Despite our complicated history of native domination and immigrant conflict, there are many hopeful signs that Maine has again turned to its Polar Star. Among these are the creation of the Maine Wabanaki-State Child Welfare Truth and Reconciliation Commission, which led a truth-seeking process from 2013 to 2015 to uncover the reality about child-welfare practices with Maine’s Native people. It was the first in the country to do so. Maine has also had black mayors as well as black and Native American legislators.

Additionally, several immigrants have joined the ranks of elected officials in Lewiston, Portland and Bangor; while over 300 asylum seekers were recently welcomed and settled in Portland and surrounding towns.

Those new to Maine – mostly from Asia, Africa and Latin America – are in large part young and educated. Their journeys to Maine are a world apart from those of the Frenchmen who landed on St. Croix island over 400 years ago.

But they, like waves of immigrants before them also “came from away to find a new life and find themselves trying to survive in the cold,” as one news story put it. Maine’s Native Americans, says Cinnamon Catlin-Legutko of the Abbe Museum, “have never been forced away from their homelands; they are still here … their language is attached to the land.”

All those who have settled here make Maine what it is today and will play a critical role in its future. In 2016, a Maine Development Foundation and Chamber of Commerce report cautioned that the Maine economy will suffer if the state fails to attract, integrate and train immigrants.

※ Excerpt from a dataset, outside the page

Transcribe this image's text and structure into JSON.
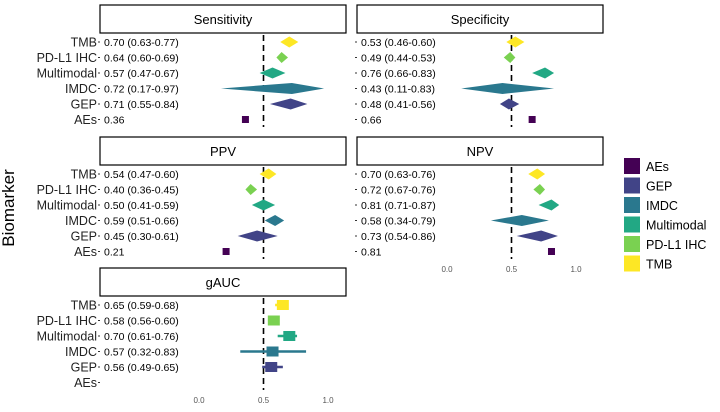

Nationally, the two organizations said, “new immigrants and their children are expected to account for 83 percent of the growth in the U.S. workforce from 2000 to 2050.” Maine will, as well, rely on migration to provide both population and workforce growth.

As the state’s bicentennial approaches, let’s remember that this 200th birthday is one that really has its beginnings over 11,000 years earlier. Let us seize the initiative from which Maine began its quest for statehood.